The bank’s board disclosed the plan through a cautionary notice to the Nairobi Securities Exchange (NSE) on April 22, 2026. The current listed entity will be renamed Co-opbank Group PLC, while a new wholly owned subsidiary, Co-op Bank Kenya Limited, will be incorporated to carry on all licensed banking business in Kenya.
The reorganisation is subject to shareholder approval at the forthcoming Annual General Meeting on May 15, as well as regulatory clearance from the Central Bank of Kenya (CBK), the Capital Markets Authority (CMA), the Registrar of Companies, and other relevant regulators.
The structural shift places the bank alongside Kenya’s largest financial groups. Co-op Bank becomes the sixth NSE-listed banking group to adopt the NOHC structure, following Equity Group Holdings, KCB Group, NCBA Group, I&M Group, and Stanbic Holdings. Equity Group Holdings completed a similar restructure in 2014, incorporating Equity Bank Kenya Limited as its licensed banking arm while the holding company expanded into insurance, fintech, healthcare, and banking across seven African countries.
The timing follows a record financial year.
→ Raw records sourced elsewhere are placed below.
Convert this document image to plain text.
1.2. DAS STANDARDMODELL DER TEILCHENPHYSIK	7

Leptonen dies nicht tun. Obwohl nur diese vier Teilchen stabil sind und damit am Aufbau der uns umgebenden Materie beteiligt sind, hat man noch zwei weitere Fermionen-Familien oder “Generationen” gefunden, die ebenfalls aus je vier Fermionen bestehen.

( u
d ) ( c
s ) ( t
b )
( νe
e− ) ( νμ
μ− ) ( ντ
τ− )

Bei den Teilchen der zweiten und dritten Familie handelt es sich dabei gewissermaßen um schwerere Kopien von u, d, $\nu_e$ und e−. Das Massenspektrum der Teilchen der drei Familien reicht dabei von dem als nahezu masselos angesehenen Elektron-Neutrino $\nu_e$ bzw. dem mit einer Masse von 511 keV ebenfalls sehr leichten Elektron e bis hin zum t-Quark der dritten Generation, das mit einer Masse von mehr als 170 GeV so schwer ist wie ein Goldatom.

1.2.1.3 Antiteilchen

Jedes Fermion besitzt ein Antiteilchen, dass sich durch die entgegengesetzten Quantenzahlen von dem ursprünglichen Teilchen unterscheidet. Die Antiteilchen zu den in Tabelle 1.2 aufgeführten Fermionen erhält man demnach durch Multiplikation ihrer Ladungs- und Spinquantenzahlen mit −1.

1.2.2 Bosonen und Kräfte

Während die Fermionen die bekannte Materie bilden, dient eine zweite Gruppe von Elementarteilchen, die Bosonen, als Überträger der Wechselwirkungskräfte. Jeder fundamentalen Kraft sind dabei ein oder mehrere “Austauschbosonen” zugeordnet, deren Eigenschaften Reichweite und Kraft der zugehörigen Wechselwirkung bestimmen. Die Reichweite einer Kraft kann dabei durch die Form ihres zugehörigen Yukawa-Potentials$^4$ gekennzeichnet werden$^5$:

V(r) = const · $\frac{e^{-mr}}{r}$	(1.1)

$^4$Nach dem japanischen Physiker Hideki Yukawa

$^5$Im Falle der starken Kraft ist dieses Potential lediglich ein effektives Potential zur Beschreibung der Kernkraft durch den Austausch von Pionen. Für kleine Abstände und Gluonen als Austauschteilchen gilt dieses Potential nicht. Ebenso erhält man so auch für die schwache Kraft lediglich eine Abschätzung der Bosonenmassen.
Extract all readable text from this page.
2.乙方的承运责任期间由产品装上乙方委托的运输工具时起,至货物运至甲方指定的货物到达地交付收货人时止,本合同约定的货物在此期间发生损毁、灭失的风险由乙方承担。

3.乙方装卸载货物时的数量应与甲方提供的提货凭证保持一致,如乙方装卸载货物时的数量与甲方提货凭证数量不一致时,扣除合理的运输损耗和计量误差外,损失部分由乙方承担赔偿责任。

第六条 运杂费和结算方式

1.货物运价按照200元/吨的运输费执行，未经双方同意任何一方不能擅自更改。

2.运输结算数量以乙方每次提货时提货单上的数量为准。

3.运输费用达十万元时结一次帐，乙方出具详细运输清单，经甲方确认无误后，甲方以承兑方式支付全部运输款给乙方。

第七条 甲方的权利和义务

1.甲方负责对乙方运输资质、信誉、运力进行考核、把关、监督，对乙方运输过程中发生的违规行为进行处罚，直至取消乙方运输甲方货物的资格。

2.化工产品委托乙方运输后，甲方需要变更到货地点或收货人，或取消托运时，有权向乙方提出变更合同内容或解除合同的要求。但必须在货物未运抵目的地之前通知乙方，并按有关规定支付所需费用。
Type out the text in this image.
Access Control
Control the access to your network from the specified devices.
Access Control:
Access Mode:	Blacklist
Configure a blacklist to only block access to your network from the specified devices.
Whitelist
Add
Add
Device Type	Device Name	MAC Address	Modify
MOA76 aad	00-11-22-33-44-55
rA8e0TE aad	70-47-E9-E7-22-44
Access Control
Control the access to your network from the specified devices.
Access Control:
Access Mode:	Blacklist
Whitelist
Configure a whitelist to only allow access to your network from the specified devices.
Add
The group posted KES 29.75 billion in profit after tax for full-year 2025, a 16.9 percent jump on the previous year, with total assets closing at KES 827.4 billion. Shareholders are receiving a record KES 14.67 billion dividend.
For Kenya’s co-operative movement, the implications run deeper than corporate structure. Co-op Bank sits on Kenya’s 15-million-member co-operative movement, which owns 64.56 percent of the bank through Co-op Holdings Co-operative Society Limited. A cleaner group structure makes it easier to raise capital at the holding company level, bring in co-operative partners across the region, and eventually list subsidiaries independently.
The reorganisation is widely read as groundwork for regional expansion. Co-op Bank’s international footprint, currently limited to South Sudan, lags significantly behind its two largest peers. KCB Group operates across Uganda, Tanzania, Rwanda, South Sudan, Burundi, and the Democratic Republic of Congo (DRC). Equity Group Holdings has subsidiaries in six countries, including the DRC, which has become one of its fastest-growing markets.
The holding company can establish or acquire a banking subsidiary in a new jurisdiction without placing the Kenyan bank’s balance sheet directly at risk. Ethiopia is the most-discussed next frontier for Kenyan banks, with KCB Group publicly identifying an Ethiopian banking target and aiming for an announcement before year-end 2026. Co-op Bank’s restructuring is seen as the necessary precondition for a comparable move.
Beyond its core Kenyan banking unit, the group controls Kingdom Bank Limited, Co-optrust Investment Services Limited, Co-op Bancassurance Intermediary Limited, Kingdom Securities Limited, and a 51 percent stake in Co-operative Bank of South Sudan. All these entities will now sit under Co-opbank Group PLC once the restructuring is complete.
The practical authority of the new structure will matter more than its design. Regional banking expansion across Africa has historically been constrained by currency volatility, regulatory fragmentation, and the difficulty of building sustainable cross-border operations quickly. Regulators will focus on whether governance improves and whether the group can coordinate across subsidiaries without duplication or inefficiency. The May 15 shareholder vote will be the first formal test of whether Co-op Bank’s ambitions have broad support.